President Donald Trump sent the mainstream media into a frenzy on Monday when he referred to Sen. Elizabeth Warren as “Pocahontas” during a White House ceremony honoring a group of Native American code talkers who served during World War II.
While Warren claimed Trump had used a “racial slur,” an actual descendant of Pocahontas has previously said she doesn’t find the president’s nickname for the Massachusetts Democrat to be offensive.
During an interview in September with Sky News, Debbie “White Dove” Porreco said Trump had once asked her if it offended her when he used the term “Pocahontas” to refer to Warren.
“I know he uses ‘Pocahontas’ sometimes with Elizabeth Warren,” Porreco said.
“He said, ‘Well does that offend you when I use that?’’ she added. “And I told him no, it doesn’t offend me.”
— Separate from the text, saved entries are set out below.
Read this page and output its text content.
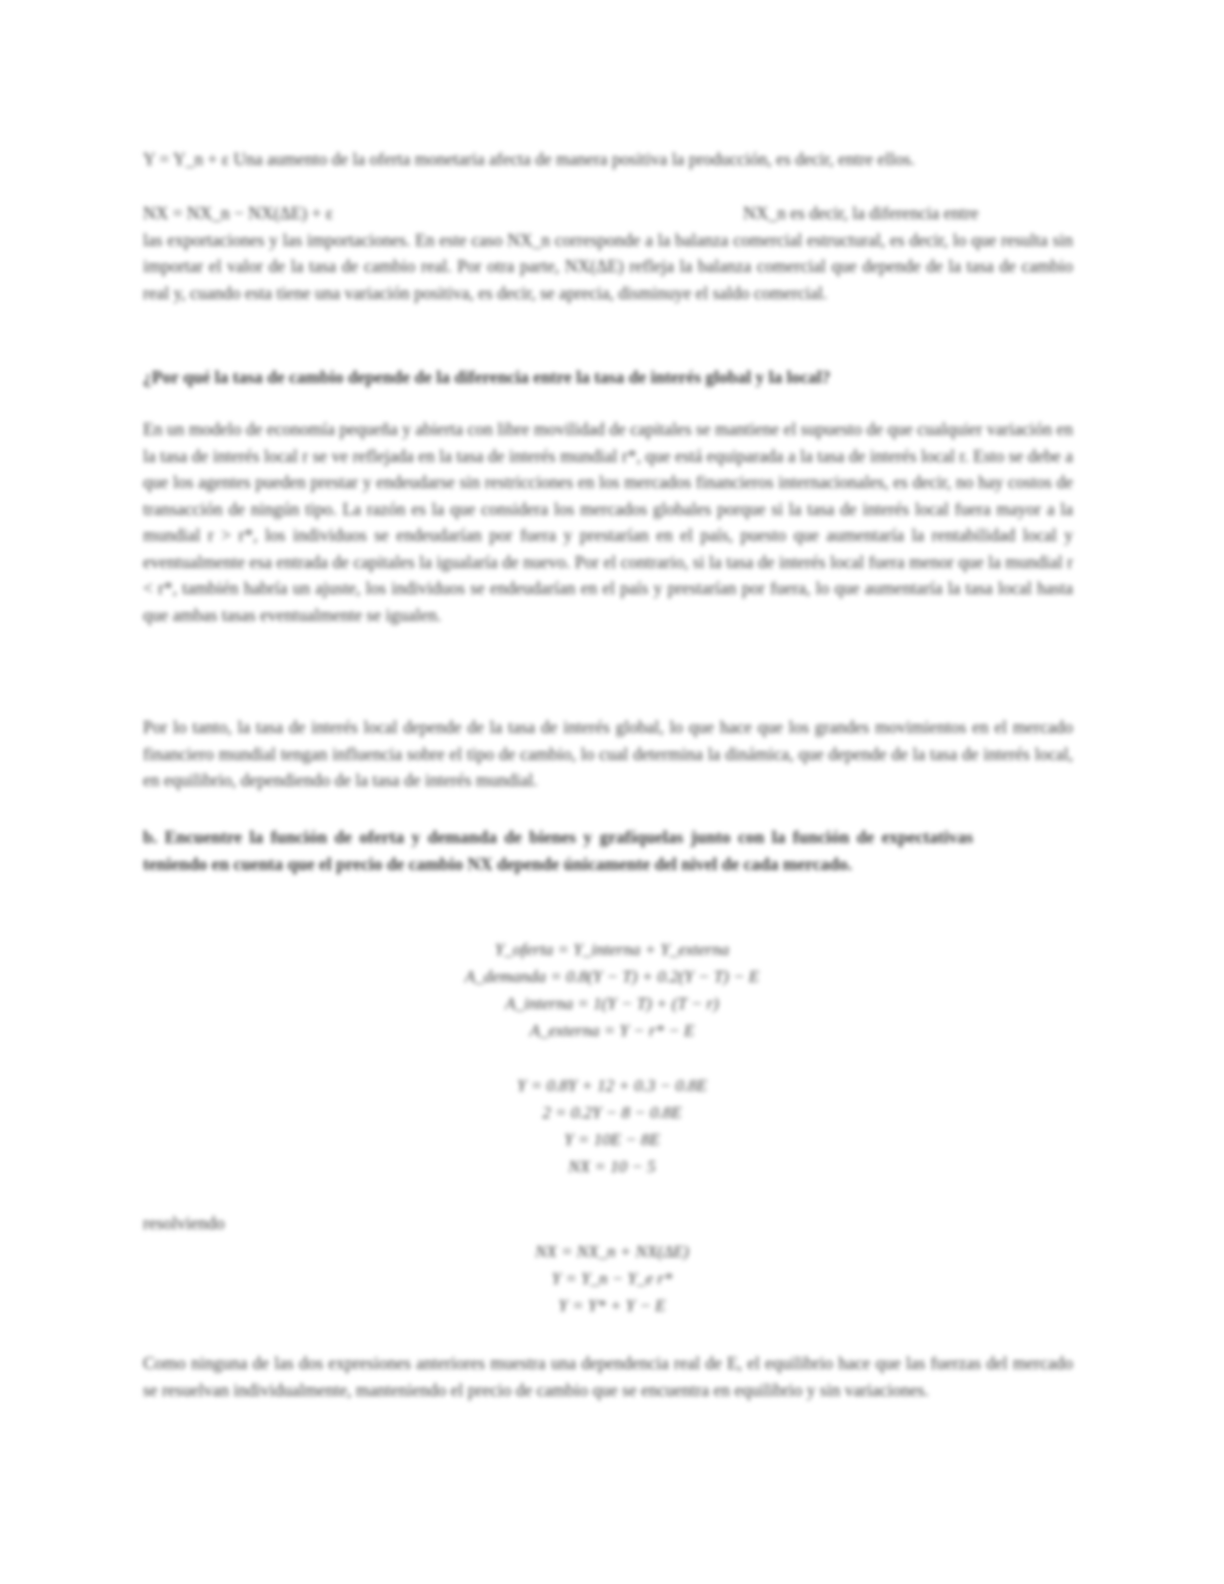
Y = Y_n + ε Una aumento de la oferta monetaria afecta de manera positiva la producción, es decir, entre ellos.
NX = NX_n − NX(ΔE) + ε	NX_n es decir, la diferencia entre
las exportaciones y las importaciones. En este caso NX_n corresponde a la balanza comercial estructural, es decir, lo que resulta sin importar el valor de la tasa de cambio real. Por otra parte, NX(ΔE) refleja la balanza comercial que depende de la tasa de cambio real y, cuando esta tiene una variación positiva, es decir, se aprecia, disminuye el saldo comercial.
¿Por qué la tasa de cambio depende de la diferencia entre la tasa de interés global y la local?
En un modelo de economía pequeña y abierta con libre movilidad de capitales se mantiene el supuesto de que cualquier variación en la tasa de interés local r se ve reflejada en la tasa de interés mundial r*, que está equiparada a la tasa de interés local r. Esto se debe a que los agentes pueden prestar y endeudarse sin restricciones en los mercados financieros internacionales, es decir, no hay costos de transacción de ningún tipo. La razón es la que considera los mercados globales porque si la tasa de interés local fuera mayor a la mundial r > r*, los individuos se endeudarían por fuera y prestarían en el país, puesto que aumentaría la rentabilidad local y eventualmente esa entrada de capitales la igualaría de nuevo. Por el contrario, si la tasa de interés local fuera menor que la mundial r < r*, también habría un ajuste, los individuos se endeudarían en el país y prestarían por fuera, lo que aumentaría la tasa local hasta que ambas tasas eventualmente se igualen.
Por lo tanto, la tasa de interés local depende de la tasa de interés global, lo que hace que los grandes movimientos en el mercado financiero mundial tengan influencia sobre el tipo de cambio, lo cual determina la dinámica, que depende de la tasa de interés local, en equilibrio, dependiendo de la tasa de interés mundial.
b. Encuentre la función de oferta y demanda de bienes y grafíquelas junto con la función de expectativas teniendo en cuenta que el precio de cambio NX depende únicamente del nivel de cada mercado.
Y_oferta = Y_interna + Y_externa
A_demanda = 0.8(Y − T) + 0.2(Y − T) − E
A_interna = 1(Y − T) + (T − r)
A_externa = Y − r* − E
Y = 0.8Y + 12 + 0.3 − 0.8E
2 = 0.2Y − 8 − 0.8E
Y = 10E − 8E
NX = 10 − 5
resolviendo
NX = NX_n + NX(ΔE)
Y = Y_n − Y_e r*
Y = Y* + Y − E
Como ninguna de las dos expresiones anteriores muestra una dependencia real de E, el equilibrio hace que las fuerzas del mercado se resuelvan individualmente, manteniendo el precio de cambio que se encuentra en equilibrio y sin variaciones.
Porreco said she believes the real Pocahontas would have a positive view of Trump if she were still living.
“If Pocahontas were alive today, she would be very proud of President Trump,” Porreco said. “Just like Pocahontas was a heroine, Donald Trump is going to be our hero.”
Sky News also interviewed Irene Bedard, a Native American woman who voiced Pocahontas in the 1995 animated Disney movie.
“Do I think Pocahontas would be a fan of Trump? Oh no,” Bedard said. “Misogyny and bullying and name-calling at its finest. It is not intelligent discourse.”
Following Trump’s comments, Warren appeared on MSNBC and criticized the president for using a “racial slur.”
“This was supposed to be an event to honor heroes, people who put it all on the line for our country,” Warren said, according to Real Clear Politics.
“It is deeply unfortunate that the president of the United States can’t even make it through a ceremony honoring these heroes without throwing out a racial slur,” she added.
The issue surrounding Warren’s claims that she is Native American first arose during her 2012 Senate run.
It was revealed that when she worked as a professor at Harvard Law School, the school tried to used her claims to prove their faculty was diverse, according to The Hill.
However, Breitbart noted in 2014 that there’s “no credible evidence that exists to support” Warren’s controversial claims of Native American ancestry.